How is the MPIWG organized?
The Institute comprises three departments, each administered by a Director, and (as of 2008) five Max Planck Research Groups, each under the direction of an outstanding junior scholar. Department I, directed by Jürgen Renn, focuses on structural changes in systems of knowledge, Department II, directed by Lorraine Daston, investigates the history of the ideals and practices of rationality, and Department III, directed by Hans-Jörg Rheinberger, studies experimental systems and spaces of knowledge. The Max Planck Research Group,led by Veronika Lipphardt, investigates the historicization of knowledge about human biological diversity in the 20th century. The Max Planck Research Group, led by Sven Dupré, investigates how artists invented and appropriated knowledge, conceived and categorized knowledge, and transmitted and circulated knowledge in the visual and decorative arts in the pre-modern period. The Max Planck Research Group, led by Vincenzo de Risi, analyzes modern geometry and the concept of space. The Max Planck Research Group, led by Sabine Arnaud, traces the writing and illustration of deaf-muteness from the early 17th century to the late 19th century in Europe and the United States.

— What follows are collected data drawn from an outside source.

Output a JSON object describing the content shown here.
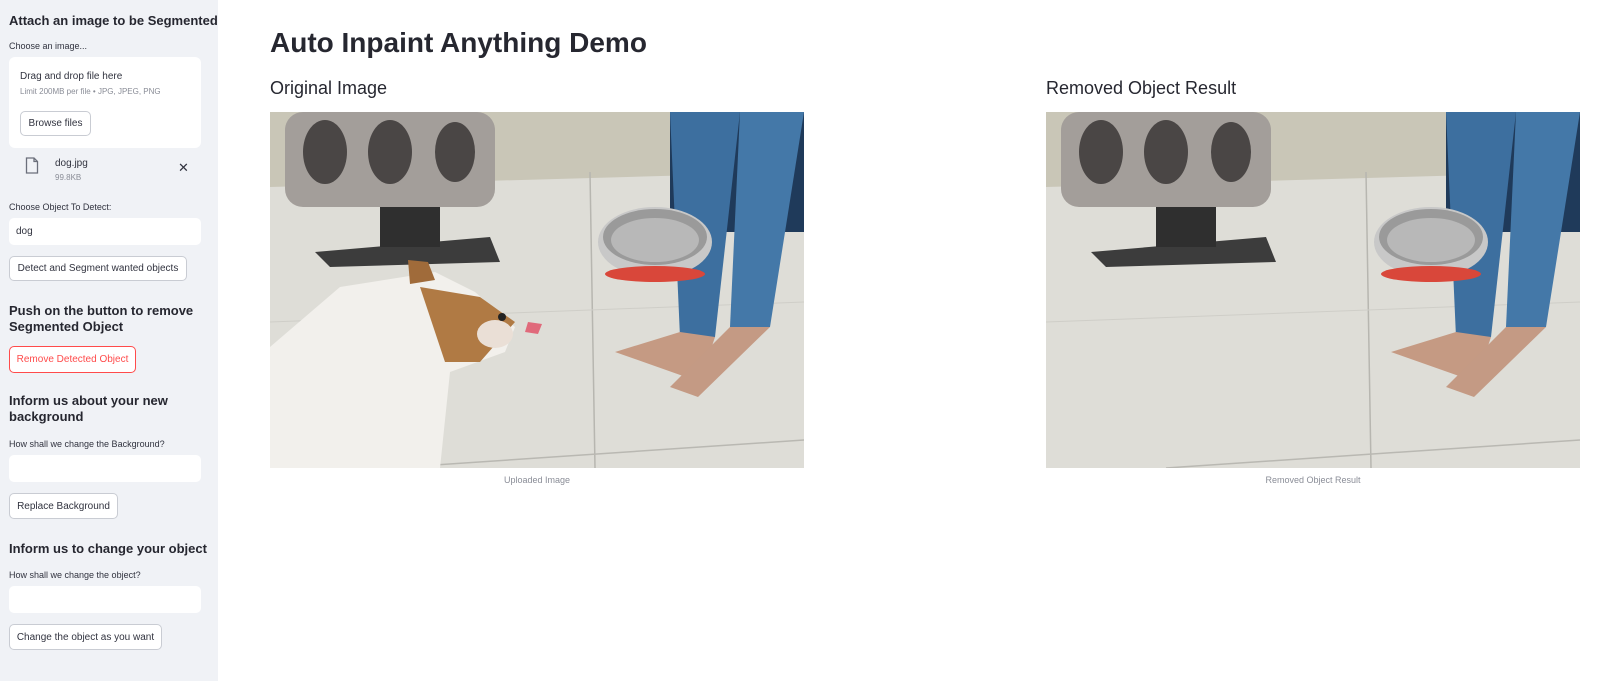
{
  "sidebar": {
    "attach_heading": "Attach an image to be Segmented",
    "choose_image_label": "Choose an image...",
    "uploader": {
      "drag_text": "Drag and drop file here",
      "limit_text": "Limit 200MB per file • JPG, JPEG, PNG",
      "browse_label": "Browse files"
    },
    "file": {
      "name": "dog.jpg",
      "size": "99.8KB"
    },
    "detect_label": "Choose Object To Detect:",
    "detect_value": "dog",
    "detect_button": "Detect and Segment wanted objects",
    "remove_heading": "Push on the button to remove Segmented Object",
    "remove_button": "Remove Detected Object",
    "background_heading": "Inform us about your new background",
    "background_label": "How shall we change the Background?",
    "background_value": "",
    "replace_button": "Replace Background",
    "object_heading": "Inform us to change your object",
    "object_label": "How shall we change the object?",
    "object_value": "",
    "change_button": "Change the object as you want"
  },
  "main": {
    "title": "Auto Inpaint Anything Demo",
    "original": {
      "heading": "Original Image",
      "caption": "Uploaded Image"
    },
    "result": {
      "heading": "Removed Object Result",
      "caption": "Removed Object Result"
    }
  },
  "colors": {
    "accent_red": "#ff4b4b",
    "sidebar_bg": "#f0f2f6"
  },
  "icons": {
    "file": "file-icon",
    "close": "close-icon"
  }
}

Go to department pages
How do the departments and groups work?
Each of the departments and research groups sets its research agenda and develops and cultivates its own working style. Despite the diversity of themes and projects there are important overlaps between the groups’ research interests. Department I and Research Group I, for example, share an interest in the history of science and technology in China; Departments II and III have common interests in the history of scientific observations and the ways in which observations are registered. All research units take the historicity of scientific knowledge as a fundamental premise and seek new ways of characterizing and understanding it.
How is our research organized?
All research units are developing electronic research environments for historical work on science and knowledge on the basis of tools developed by the Information Technology Group. The MPIWG participates in collaborative research projects with other research institutes, universities, and museums all over the world, and with other Max Planck Institutes.